The FIA stewards should not be put in a position where they say they want to do something but because of the rules in place they can’t. They should be the arbiters of what is or isn’t allowed and the cause of the damage was so obvious that it should have been changed.
So a way has to be found to allow the stewards to judge the situation how they see it and not stopped from doing so by the rules. That means giving the stewards the necessary authority to do their jobs properly.
It’s in everybody’s interest for this system to be adopted because while what happened is a rare occurrence, this sort of thing does happen every now and again. So why not allow it?
Yes, teams will try to argue force majeure for situations that are not outside of their control, but then it’s just down to the stewards to say no.

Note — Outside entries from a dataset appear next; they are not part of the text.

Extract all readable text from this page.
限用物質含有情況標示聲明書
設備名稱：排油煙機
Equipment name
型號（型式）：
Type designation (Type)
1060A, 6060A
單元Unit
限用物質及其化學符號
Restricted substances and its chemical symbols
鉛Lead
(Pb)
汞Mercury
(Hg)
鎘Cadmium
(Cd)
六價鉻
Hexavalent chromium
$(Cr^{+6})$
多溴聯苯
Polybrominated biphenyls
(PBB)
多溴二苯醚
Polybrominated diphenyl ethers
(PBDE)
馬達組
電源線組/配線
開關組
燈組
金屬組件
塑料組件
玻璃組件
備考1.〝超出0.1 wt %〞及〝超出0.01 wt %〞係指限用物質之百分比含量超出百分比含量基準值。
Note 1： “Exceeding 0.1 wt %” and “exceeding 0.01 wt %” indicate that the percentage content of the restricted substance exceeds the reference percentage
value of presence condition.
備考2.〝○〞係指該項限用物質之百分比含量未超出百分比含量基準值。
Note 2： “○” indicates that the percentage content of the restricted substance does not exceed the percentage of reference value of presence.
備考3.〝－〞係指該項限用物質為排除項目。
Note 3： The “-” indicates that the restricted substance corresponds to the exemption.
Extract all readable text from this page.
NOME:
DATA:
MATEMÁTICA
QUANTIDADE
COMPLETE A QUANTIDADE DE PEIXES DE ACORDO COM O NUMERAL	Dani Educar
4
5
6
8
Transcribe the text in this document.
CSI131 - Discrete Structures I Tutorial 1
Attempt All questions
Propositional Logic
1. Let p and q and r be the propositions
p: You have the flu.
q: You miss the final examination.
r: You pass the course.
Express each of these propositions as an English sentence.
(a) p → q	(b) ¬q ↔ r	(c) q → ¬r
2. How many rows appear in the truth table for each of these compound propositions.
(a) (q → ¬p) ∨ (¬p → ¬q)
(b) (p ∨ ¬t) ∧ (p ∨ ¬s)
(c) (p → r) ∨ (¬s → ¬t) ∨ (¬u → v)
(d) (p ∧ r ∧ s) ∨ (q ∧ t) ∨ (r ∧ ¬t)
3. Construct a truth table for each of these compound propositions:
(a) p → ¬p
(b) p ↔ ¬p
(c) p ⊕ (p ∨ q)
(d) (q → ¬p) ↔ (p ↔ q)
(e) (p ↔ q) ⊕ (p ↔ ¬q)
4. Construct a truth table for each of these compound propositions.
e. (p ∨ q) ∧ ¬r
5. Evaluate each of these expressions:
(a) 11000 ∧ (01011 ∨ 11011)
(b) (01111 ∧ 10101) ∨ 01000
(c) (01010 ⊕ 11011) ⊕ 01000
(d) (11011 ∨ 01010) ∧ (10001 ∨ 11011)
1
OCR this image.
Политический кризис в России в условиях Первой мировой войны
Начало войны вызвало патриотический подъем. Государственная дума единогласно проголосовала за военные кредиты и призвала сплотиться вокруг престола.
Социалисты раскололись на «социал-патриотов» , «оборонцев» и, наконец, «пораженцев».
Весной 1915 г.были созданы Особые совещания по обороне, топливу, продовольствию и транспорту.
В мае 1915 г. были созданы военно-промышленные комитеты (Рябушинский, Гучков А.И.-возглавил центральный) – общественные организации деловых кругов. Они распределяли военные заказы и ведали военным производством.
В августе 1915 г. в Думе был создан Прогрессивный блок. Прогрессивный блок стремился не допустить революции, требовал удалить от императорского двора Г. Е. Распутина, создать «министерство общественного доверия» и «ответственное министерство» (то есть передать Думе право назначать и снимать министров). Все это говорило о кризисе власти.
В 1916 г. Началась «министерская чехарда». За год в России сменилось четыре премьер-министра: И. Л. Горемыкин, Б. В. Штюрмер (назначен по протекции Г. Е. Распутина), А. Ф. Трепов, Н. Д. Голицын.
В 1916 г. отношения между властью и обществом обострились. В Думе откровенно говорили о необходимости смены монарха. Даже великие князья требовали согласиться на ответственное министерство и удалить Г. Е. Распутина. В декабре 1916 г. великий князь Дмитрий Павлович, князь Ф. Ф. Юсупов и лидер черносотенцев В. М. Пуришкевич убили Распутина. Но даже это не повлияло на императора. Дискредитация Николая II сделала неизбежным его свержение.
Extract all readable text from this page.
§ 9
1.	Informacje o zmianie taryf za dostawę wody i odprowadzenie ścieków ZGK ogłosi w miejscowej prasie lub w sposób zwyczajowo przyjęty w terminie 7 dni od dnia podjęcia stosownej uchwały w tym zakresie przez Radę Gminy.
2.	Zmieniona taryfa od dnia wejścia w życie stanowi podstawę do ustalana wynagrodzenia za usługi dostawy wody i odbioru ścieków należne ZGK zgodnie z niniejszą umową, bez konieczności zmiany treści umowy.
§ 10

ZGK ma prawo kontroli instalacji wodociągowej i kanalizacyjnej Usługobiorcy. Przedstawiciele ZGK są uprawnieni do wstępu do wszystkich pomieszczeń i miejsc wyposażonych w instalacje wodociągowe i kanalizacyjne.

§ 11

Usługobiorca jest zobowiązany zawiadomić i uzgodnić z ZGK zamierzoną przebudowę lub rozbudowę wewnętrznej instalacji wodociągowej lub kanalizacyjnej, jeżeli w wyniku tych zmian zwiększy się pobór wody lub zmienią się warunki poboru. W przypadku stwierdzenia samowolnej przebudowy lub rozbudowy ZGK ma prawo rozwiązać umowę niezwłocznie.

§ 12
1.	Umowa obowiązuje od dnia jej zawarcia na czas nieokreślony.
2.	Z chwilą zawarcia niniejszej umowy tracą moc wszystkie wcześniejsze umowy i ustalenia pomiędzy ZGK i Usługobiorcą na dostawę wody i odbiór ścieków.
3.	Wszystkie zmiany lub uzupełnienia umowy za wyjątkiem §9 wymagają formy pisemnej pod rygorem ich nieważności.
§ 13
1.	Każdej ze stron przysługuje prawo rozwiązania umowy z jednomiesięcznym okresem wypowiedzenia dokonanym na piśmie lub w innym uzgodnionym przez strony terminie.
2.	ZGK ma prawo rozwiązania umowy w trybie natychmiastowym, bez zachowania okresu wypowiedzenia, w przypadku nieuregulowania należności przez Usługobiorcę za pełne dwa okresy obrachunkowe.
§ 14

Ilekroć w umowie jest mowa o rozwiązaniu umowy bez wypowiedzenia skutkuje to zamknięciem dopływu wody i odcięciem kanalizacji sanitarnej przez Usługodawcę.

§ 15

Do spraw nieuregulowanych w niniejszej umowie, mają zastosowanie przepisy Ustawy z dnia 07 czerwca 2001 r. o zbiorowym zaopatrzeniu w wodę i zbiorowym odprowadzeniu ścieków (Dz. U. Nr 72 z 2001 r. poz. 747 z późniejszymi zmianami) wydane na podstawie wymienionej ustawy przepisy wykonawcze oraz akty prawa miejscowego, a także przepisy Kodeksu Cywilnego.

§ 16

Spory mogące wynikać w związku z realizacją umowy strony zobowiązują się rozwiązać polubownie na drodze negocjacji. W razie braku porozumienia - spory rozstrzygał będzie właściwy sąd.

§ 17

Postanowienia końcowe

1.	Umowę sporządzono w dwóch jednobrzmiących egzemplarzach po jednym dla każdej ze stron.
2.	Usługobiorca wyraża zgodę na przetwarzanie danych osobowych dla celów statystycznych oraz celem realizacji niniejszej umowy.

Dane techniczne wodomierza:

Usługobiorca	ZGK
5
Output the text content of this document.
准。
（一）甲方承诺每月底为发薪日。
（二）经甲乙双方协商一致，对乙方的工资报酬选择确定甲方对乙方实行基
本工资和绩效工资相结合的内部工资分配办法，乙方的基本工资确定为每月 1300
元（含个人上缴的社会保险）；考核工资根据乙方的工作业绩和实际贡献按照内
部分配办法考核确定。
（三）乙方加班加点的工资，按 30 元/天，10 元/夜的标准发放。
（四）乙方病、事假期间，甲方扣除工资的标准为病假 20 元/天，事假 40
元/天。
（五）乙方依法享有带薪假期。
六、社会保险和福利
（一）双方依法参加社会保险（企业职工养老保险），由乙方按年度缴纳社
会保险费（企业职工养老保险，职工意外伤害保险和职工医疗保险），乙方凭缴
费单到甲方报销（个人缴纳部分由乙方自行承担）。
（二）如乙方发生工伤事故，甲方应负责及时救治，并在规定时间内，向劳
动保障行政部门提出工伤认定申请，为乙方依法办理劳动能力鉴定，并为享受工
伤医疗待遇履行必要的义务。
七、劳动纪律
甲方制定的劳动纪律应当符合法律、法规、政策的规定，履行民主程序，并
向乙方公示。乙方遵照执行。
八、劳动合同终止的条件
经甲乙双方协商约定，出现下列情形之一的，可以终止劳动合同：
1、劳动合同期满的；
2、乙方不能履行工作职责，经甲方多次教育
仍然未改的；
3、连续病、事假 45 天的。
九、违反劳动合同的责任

F1 may be big business, but it’s also a sport and it’s right that any team in this position be given a fair sporting chance.
Ferrari's payback and precedents
As Gary notes, starting first and second on the grid would have given Ferrari a better shot at succeeding in a race Charles Leclerc came close to winning while fighting the Red Bulls single-handedly.
And given Ferrari was clearly quicker than Mercedes this weekend, Sainz’s penalty did in hindsight stop Ferrari from moving into second in the championship. It's still four points behind Mercedes.
But there was a silver lining in the form of Sainz beating both Mercedes drivers anyway as part of his recovery drive to sixth.
It has set up a final race showdown in Abu Dhabi for a very valuable position in terms of prize money and competitive kudos. That’s payback of sorts but there could be more coming.
Vasseur said “a fortune is a good estimation” of the cost of the damage sustained in Sainz’s crash, and separately suggested it was worth a couple of million euros.
This will have to come out of Ferrari’s capped budget for the year, and even though teams build in a crash damage allowance, it is going to be a tight one to manage at the end of the season.
There will be extra costs involved as Ferrari cannot repair the chassis so needs to bring another spare out to Abu Dhabi for the finale, on top of all the costs associated with the various parts that got replaced and whatever other spares may now need to be restocked.
The crumb of comfort is that Ferrari has a very good case to claim compensation.
There is clear precedent from two recent incidents where a car suffered significant damage because of faults relating to the track surface.
The Baku City circuit had to reimburse Williams for the cost of the damage incurred when George Russell struck a loose drain cover in 2019.
And Haas won compensation from the Sepang circuit when the same thing happened to Romain Grosjean in Malaysia in 2017.
Ferrari will take the matter up with the Las Vegas Grand Prix, which is effectively F1 itself given the commercial rights holder is uniquely also the promoter of this event.
Between the high chance of compensation, the damage limitation of still outscoring Mercedes and the fact the stewards' frustrated verdict suggests there has to be a good prospect of regulation wording tweaks to prevent a repeat of this scenario, there are a few silver linings for Ferrari from all this.
But none of it is likely to be enough to fully satisfy Vasseur. Especially if Ferrari ends up losing its championship fight with Mercedes.